Some unforeseen issues caused me to deviate a bit from my expectations for the week (i.e. what I said I would do in my previous status report). After extensive consultation it was decided that we would change the board from its original size of 19×19 to a small size of 9×9 to aid in construction time reductions. As such there were a few extra tasks for the week, that I will go into more detail on later.
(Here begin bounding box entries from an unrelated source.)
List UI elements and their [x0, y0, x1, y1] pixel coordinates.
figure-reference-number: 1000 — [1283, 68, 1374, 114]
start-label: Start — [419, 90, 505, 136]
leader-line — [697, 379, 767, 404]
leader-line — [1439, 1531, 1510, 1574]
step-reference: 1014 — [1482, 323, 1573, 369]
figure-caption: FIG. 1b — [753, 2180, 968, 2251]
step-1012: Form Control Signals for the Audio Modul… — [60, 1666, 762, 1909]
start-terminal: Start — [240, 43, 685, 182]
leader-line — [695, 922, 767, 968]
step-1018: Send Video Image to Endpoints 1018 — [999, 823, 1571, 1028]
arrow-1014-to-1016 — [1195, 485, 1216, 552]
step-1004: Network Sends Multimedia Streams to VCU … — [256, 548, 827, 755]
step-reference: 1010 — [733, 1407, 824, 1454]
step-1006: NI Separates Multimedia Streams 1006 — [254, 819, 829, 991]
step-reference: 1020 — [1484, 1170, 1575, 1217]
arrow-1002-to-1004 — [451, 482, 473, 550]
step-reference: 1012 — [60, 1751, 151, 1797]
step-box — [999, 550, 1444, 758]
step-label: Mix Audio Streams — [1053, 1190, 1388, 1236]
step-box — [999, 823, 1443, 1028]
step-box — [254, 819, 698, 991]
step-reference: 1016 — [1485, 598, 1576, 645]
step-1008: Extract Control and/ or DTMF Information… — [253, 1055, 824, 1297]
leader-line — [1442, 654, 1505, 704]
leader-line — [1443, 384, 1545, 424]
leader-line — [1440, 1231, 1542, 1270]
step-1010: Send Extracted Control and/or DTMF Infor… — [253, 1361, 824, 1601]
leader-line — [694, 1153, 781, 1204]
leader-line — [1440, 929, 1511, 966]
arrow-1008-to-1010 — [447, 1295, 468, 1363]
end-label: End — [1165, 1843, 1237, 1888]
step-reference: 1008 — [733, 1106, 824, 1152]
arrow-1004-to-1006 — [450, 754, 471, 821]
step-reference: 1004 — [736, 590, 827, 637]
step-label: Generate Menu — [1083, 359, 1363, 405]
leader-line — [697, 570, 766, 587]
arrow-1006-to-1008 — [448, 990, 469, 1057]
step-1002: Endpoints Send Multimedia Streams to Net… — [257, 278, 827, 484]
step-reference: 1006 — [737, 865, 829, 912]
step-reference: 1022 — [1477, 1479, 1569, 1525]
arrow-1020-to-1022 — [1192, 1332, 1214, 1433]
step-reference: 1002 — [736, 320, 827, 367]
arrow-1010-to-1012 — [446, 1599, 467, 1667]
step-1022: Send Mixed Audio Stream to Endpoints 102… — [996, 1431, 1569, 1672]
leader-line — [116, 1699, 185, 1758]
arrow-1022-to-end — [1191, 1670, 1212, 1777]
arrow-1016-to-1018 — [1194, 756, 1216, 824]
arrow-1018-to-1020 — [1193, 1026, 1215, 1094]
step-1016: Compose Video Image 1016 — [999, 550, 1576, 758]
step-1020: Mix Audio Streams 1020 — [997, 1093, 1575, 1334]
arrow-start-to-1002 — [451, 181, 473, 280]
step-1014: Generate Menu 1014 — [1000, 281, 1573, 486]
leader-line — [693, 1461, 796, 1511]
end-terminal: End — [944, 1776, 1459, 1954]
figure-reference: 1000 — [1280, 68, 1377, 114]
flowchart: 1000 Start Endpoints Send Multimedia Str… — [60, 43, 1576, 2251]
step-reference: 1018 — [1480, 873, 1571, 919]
Task 1: Multi-machined MCTS. In the past week(s) I have been running MCTS near-continuously across many of the ECE number and lab machines. This allowed me to collect around 150,000 data points for tuning, bringing me to
Task 2: Policy Network Initialization. With the data generated through MCTS I was able to train the initial version of the policy network. This is more useful than just being an accuracy increase, as an increase in policy network strength means the expansion factor of MCTS can be reduced to maintain the same level of strength over the same simulation depth. That is, because the suggested moves are better on average, fewer possibilities need to be explored, and thus execution time decreases.
Task 3: Converting the engine to 9×9 usage. The change to a 9×9 board required a change in the engine as all the networks were set up to take in a 19×19 vector instead of a 9×9. This required a small amount of refactoring and debugging to make sure everything was working as intended.
Task 4: Converting MCTS to run as 9×9. As previously mentioned the engine has been converted from 19×19 to 9×9 to conform to the physical board changes. Unfortunately, this reduces the engine’s relative strength, as the value network and first iteration of the policy network were trained on 19×19 data. Accordingly, I refactored the MCTS code to run MCTS simulating 9×9 games, which will generate more specialized data to tune both networks.
Accordingly, aside from prepping for final presentations and demo, I will just be running MCTS in parallel across machines to generate extra tuning data for both networks. The engine works as is, so this improvement is all I have to work on until demo.